The Gourlay Family
Photographs and information supplied Dr James T. Farquhar, son of James Gourlay II’s middle daughter.
Zeta Divisiton in the Glasgow Necropolis.
The graves of the Gourlay family are in the NorthWest spur. There have been five burials in it. These are as follows.
Mary Brown Hastings Gourlay (Moffat), died 1877 – Dr Robert Gourlay’s first wife
Jane Gourlay (McPhail), died 1911 – Dr Robert Gourlay’s second wife
Dr Robert Gourlay, 1840-1916 – died aged 76 – only son of James I
James Gourlay II 1869-1952 died aged 83 – eldest son of Robert
Ella Gourlay (Moffat), died 1952 – wife of James II
The history of the Gourlays in St Andrews goes back several centuries and there are many Gourlay graves in the old St Andrews cemetery.
James Gourlay I (1804-1872) moved from St Andrews to Glasgow in 1819 along with his mother Agnes Liddel and his three brothers. Following an apprenticeship, he set up in business with his brother Robert, working as a commercial traveller and in 1838 he established the Commercial Travellers’ Society of Scotland, remaining its treasurer until his death.
In 1841 he switched to accountancy, and from 1848-1855 served on Glasgow’s City Parochial Board, where he worked on reforming rates and taxes. About 1853 he retired from business but returned in 1855 in a new capacity. At this time the Bank of Scotland had only one office, in Ingram Street. The Directors now resolved to open a branch in Laurieston, at the south end of the Jamaica Bridge, and they offered the agency to him offering that the branch should not be under Ingram Street, but should correspond direct with head-quarters. Somewhat to the surprise of his friends, he accepted the offer, and he was thereafter known as a banker.
“Banker Gourlay” is a distinct and a pleasant memory – the tight, active figure and the cheery spirit on the verge of three score and ten, the full suit of black and the high old- fashioned stock, the
frequent snug-box, the simple, kindly manner, the good sense and good humour, the loyalty to the bank, its honour and its interests. Nothing pleased the old man better than to look out from the door of his room and see the counter crowded with customers. It was a treat he could have often enough. He threw himself into his new enterprise with all his old energy: he was well known and well liked: old friends elbowed their way across the bridge to him: and he had the South Side pretty much to himself.(*) The counter soon grew too short, and the little office in Carlton Place altogether too small. A new office had to be built, and the business of the Laurieston branch grew to be one which surprised everybody. From 1849 he served on the Town Council and from 1853-55 was instrumental in supporting Provost Robert Stewart’s proposal for a clean water supply for Glasgow from Loch Katrine. In 1850 he became a burgh magistrate.
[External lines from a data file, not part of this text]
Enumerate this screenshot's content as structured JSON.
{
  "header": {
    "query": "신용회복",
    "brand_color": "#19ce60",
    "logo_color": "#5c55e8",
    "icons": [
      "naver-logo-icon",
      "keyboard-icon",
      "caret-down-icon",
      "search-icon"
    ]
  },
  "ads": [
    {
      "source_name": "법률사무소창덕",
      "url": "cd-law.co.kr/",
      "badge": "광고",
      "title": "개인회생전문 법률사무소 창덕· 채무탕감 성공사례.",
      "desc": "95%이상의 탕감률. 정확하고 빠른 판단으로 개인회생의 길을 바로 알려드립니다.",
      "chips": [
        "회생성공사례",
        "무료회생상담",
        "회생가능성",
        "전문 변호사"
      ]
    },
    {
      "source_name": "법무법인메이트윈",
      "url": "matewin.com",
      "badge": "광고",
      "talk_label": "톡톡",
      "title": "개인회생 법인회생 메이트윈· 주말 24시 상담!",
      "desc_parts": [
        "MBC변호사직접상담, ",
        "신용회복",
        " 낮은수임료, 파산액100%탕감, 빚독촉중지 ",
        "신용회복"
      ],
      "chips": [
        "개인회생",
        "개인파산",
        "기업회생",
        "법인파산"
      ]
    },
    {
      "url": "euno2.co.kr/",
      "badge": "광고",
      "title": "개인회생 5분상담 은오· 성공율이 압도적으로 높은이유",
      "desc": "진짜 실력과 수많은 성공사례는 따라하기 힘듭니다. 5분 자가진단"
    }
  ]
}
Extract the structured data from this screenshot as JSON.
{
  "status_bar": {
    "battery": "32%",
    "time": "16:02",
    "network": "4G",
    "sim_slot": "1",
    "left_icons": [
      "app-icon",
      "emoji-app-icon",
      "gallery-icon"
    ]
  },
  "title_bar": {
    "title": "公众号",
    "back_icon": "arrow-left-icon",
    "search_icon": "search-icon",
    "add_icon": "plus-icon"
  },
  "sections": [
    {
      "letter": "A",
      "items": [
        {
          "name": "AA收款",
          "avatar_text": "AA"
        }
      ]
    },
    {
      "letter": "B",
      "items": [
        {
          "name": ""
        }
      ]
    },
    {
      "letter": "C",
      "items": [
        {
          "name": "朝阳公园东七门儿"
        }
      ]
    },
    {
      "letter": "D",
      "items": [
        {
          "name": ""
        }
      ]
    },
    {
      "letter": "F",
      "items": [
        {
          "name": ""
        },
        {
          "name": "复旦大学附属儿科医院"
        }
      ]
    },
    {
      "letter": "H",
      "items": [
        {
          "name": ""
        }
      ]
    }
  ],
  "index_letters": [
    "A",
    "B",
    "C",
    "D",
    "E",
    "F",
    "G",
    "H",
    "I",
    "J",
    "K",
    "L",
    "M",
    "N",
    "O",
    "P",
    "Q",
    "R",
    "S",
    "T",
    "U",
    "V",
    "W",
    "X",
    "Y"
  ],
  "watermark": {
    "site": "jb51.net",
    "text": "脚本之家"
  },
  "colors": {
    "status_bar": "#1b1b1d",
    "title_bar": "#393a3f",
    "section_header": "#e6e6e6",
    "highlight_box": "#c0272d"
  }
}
James I married Jeanie Cleland with whom he spent forty years of a happy married life and who died very suddenly in 1870. He never got over the shock, and died eighteen months later at Bothwell, where he had gone to recruit. He left four daughters and one son, Robert Gourlay, Manager of the Bank of Scotland, Glasgow who spent his whole life with the bank and is buried in the Necropolis.
James Gourlay II (1869-1952) was Robert’s eldest son. He was educated at Kelvinside Academy and took a degree in Mechanical Engineering at Glasgow University. He worked for an engineering company at Polmadie in Glasgow and travelled in Europe selling pumps and other company products. He had put some money into the business but it failed and he recovered much less than he invested.
In 1896, James II, who was still living at his father’s home at 11 Crown Gardens, Dowanhill, married his cousin, Ella Moffat in Glasgow. She had been born and brought up in the United States and her father was a brother of Mary (Brown Hastings Gourlay) Moffat. There were three daughters from the marriage.
In the 1914-18 war James II became a Colonel in the Royal Engineers and after the war he became a company director of George Outram who published the “Glasgow Herald”. Directors then were appointed largely by family connection and his father Robert had been a director of George Outram previously. James was extremely fortunate in that shortly after he joined as a director in 1921, there was a major “burst up” within the board and among all the fighting, James II seems to have found favour with both sides and although he had only been with the company for a short time, he was made Chairman.
There is no doubt that after the old members departed, James II very astutely invited a collection of his friends to join him. This let him enjoy many years of loyal support which was of great benefit to him as it allowed him to remain as chairman until he was 80 years old and was so deaf that it was clear that he attended meetings and came away having heard not one word of what had been said. As well as director of the Outram Board, James II was also a director of the Bank of Scotland – again no doubt due to his family connections and in 1940 he was made Deputy Governor of the bank. His home from 1923 until he died was at Brankston House, Stonehouse, Lanarkshire.
Note by James Farquhar – I am not clear how Mary (Brown Hastings Gourlay) Moffat’s family was able to arrange for her burial in the Necropolis. Her husband at the time of her death was a bank manager and as far as I know there was no previous family connection with the Necropolis.